Monday, January 08, 2007

Freezing titles ala spreadsheet land.

Every now and then I have to read the results of a SQL query on the command line, and I find the following setup to work wonders in VIM. At least this works well with MySQL, as its command line query tool is kind enough to spit out the output in tab-delineated form.

Say you have a query to perform. Do the following:

echo "select * from tableX;" | mysql -uUser -pPassword databaseName | vim +'set scb sbo+=hor sbo-=ver nowrap ts=30 bt=nofile| sp | exe "norm \<c-w>j\<c-w>_\<c-e>"' -

This will automatically space out the tabs so you can see each of the search result columns with the data, and then it creates two panes - one for the column descriptions, and one for the data. The scroll options are setup so that you can navigate around the data and always see the column description with the data (particularly helpful for large result sets).

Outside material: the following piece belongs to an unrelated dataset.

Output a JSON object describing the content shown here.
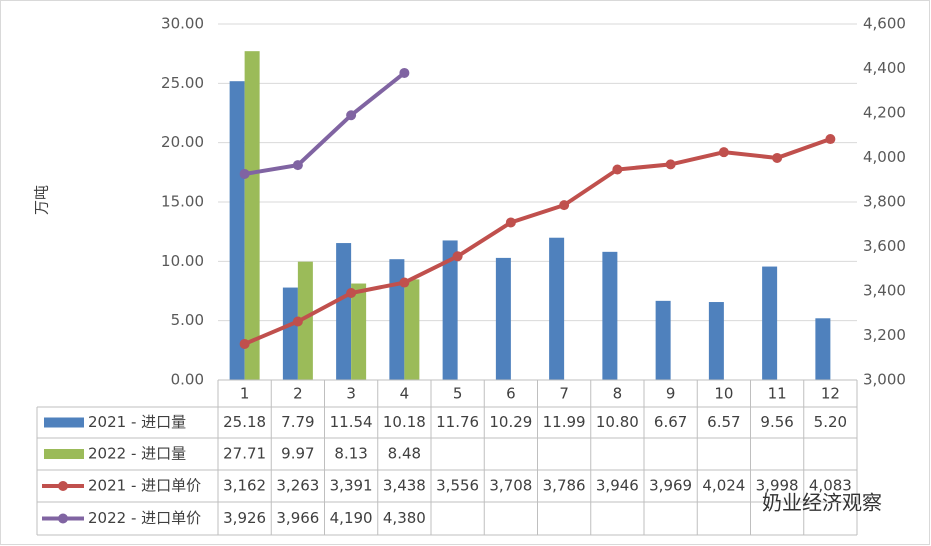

The only real improvement I can think of is to use the VIM dbext plugin. I often find myself on several different machines I don't use often enough to warrant customizing plugins/settings, so this quick and dirty sql result browser setting is very handy to have around.


aliangchen said...
This comment has been removed by a blog administrator.
Dr. S said...

I am trying to understand this: I am ok with the scrollbind options.. Could you tell me how do the sp and exe functions operate.

DeeSumm said...

Hey there,

sp: it splits the buffer into two windows (one to show the header as seen at the top of the screenshot, one to show the 'body' of row data)
exe: basically do some key sequences ala 'normal mode' to make the top window only row tall, and then place the cursor in the 'body' window so that you can navigate around.

I actually still use this mapping every now and then, particularly on remote machines - but I have come to love the CSV plugin when editing TSV/CSV type files.